Joint Oireachtas Committee on Foreign Affairs and Trade

The Case of Mr. Sergei Magnitsky: Discussion

4:10 pm

Mr. William Browder:

When I showed up at the US State Department in April 2010 and asked it to impose sanctions on the people who killed Mr. Sergei Magnitsky because it had it in its law to do so, they basically threw me out of the office. The US State Department stated that it was resetting its relations with Russia and it had no interest in doing something like that. It was only after enlisting legislative pressure from elected law makers that I was heard.

What one has is realpolitik versus doing right. Law makers are elected by their constituents to do right. Persons who sit in the executive positions must weigh up doing right with all other considerations. What I was able to do was to leverage the way the US system is organised to have doing right ultimately trump realpolitik.

In Europe, I have been to a number of different parliaments. Essentially, I have had the will of the people, as expressed through their members of parliament, call on their governments to do something and so far the governments have not acted. The reason I believe that is the case is because everybody is afraid to act. Nobody wants to upset Russia because it is a highly vindictive and aggressive country. Having said that, among the people in Europe, and the people in Ireland and the members' constituents, there is not a person who would say Parliament has done wrong by banning Russian torturers and murderers from coming into Ireland.

A poll came out today in France because President François Hollande is visiting Russia. It asked French people whether they would support a French version of the Magnitsky Act, and 85% of the French population stated they would support it. This is one of those issues where the only ones who are against it are the Putin regime.

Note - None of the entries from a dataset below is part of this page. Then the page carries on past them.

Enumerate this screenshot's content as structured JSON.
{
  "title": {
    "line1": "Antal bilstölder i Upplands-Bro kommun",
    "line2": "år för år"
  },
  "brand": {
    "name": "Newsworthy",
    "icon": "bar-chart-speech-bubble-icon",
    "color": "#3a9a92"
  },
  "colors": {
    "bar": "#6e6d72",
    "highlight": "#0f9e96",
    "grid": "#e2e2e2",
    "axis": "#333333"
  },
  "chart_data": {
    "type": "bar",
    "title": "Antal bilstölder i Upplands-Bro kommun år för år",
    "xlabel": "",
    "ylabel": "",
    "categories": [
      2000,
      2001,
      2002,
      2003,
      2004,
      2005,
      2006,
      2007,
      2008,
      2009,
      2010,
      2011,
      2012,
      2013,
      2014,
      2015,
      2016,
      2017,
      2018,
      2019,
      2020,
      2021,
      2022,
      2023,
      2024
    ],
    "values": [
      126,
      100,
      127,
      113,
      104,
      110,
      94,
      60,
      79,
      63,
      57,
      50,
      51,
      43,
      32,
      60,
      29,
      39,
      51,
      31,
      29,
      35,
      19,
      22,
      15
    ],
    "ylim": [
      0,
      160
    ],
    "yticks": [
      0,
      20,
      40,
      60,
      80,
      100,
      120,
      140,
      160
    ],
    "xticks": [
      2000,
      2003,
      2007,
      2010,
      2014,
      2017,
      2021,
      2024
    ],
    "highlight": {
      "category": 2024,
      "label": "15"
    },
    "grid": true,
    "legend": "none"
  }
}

We are in a situation right now that is like the anti-Apartheid movement. There were many who said, "Listen, let us not get involved with that. They are doing what they are doing in South Africa but we just have to live with that. We need to trade with them." but, eventually, people said "This is outrageous. We just cannot allow Apartheid to carry on." That is what we are talking about here.

We are talking about a kleptocracy, which, basically, is stealing all the resources from its country, where 141 million are being stolen from for the benefit of a few; they commit murders and do terrible things, and we have a tool to fight them. It is not going to be easy. Doing right is sometimes not easy. Doing right in concert makes it less painful because it is in their economic interest as well. What really touched me when I went around talking to people here in Ireland is that they are saying, "Of course, we should do something because this is about basic human rights." I do not have that conversation in all countries I go to, but here I did.

In terms of the oligarchs and the Putin regime, President Putin wanted to crush anybody who was not reporting to him when he came into power and he crushed Mr. Mikhail Khodorkovsky as an example of what he would do to anybody else who did not report to him. As a result, everybody either reported to him or got crushed or was sent into exile.

I was not a big fan of the oligarchs in Russia when they were doing their oligarch stuff, but I am now a big sympathiser with Mr. Mikhail Khodorkovsky, who was actually one of the people I was least a fan of back in his business days. In fact, his son was there lobbying for the US Magnitsky Act. Khodorkovsky's son and his other people gave us names of persons to contact here in Ireland with whom they had been in touch. We all are working towards a common goal which is to stop this terrible stuff going on in Russia for many people because Mr. Sergei Magnitsky and his father are merely the tip of an iceberg. This stuff is going on everywhere in Russia.